ROMA – “Non esiste un interlocutore affidabile in moschea”. Riccardo Pacifici, presidente della comunità ebraica di Roma, definisce difficile il dialogo tra la Sinagoga e la Moschea, imputando a quest’ultima le colpe. L’ultimo tentativo di dialogo, ricorda Maria Lombardi sul Messaggero, risale al 2008, quando l’incontro tra l’imam al Ghobashy, il segretario generale del centro culturale islamico d’Italia Abdallah Redouane e il rabbino capo Riccardo Di Segni fu annullato all’improvviso.
La Lombardi scrive sul Messaggero:
“Un forfait che ancora brucia, «non fummo avvertiti, venne soltanto diramato un comunicato – aggiunge Pacifici – nessuna spiegazione fu data. Se il segretario Redouane era sotto ricatto ce lo dica, se è stata una sua scelta ce la spieghi». La visita del rabbino Di Segni in moschea – era il 13 marzo del 2006 – è così rimasta una cortesia non ricambiata, un dialogo interrotto. «Ci chiesero prima dell’incontro se nei nostri discorsi in Sinagoga si poteva evitare di pronunciare la parola Israele. Finché l’interlocutore resterà Redouane il dialogo non sarà possibile»”.
Il timore del rabbino Di Segni ora è che
“«Roma diventi come Parigi. Ci sono persone con forti identità religiose non cattoliche che non dialogano con la città, che vivono in territori chiusi alla comunicazione sociale. Bisogna evitare – aggiunge – che si ripetano anche qui le tensioni delle banlieu francesi»”.

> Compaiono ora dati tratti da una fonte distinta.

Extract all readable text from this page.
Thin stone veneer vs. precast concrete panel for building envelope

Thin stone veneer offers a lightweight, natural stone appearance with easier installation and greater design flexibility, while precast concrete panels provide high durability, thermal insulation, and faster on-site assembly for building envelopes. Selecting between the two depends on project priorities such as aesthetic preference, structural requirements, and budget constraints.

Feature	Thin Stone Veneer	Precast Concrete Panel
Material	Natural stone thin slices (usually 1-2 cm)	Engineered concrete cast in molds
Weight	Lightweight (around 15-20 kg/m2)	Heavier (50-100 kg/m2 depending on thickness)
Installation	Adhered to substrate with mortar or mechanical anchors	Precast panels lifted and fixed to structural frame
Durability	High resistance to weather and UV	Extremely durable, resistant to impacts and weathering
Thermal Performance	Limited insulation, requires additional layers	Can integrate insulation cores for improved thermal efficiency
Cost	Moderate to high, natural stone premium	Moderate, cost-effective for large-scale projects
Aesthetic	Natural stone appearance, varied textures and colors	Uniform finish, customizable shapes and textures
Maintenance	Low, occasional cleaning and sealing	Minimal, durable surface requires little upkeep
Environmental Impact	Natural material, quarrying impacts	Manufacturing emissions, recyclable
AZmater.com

Di Segni e Pacifici hanno invitato Ignazio Marino, sindaco di Roma, al Tempio Maggiore e proprio durante l’incontro, mentre discutevano dell’intenzione di collaborare all’accoglienza dei superstiti del naufragio di Lampedusa, scrive Maria Lombardi, hanno nuovamente parlato della visita in Moschea non ricambiata.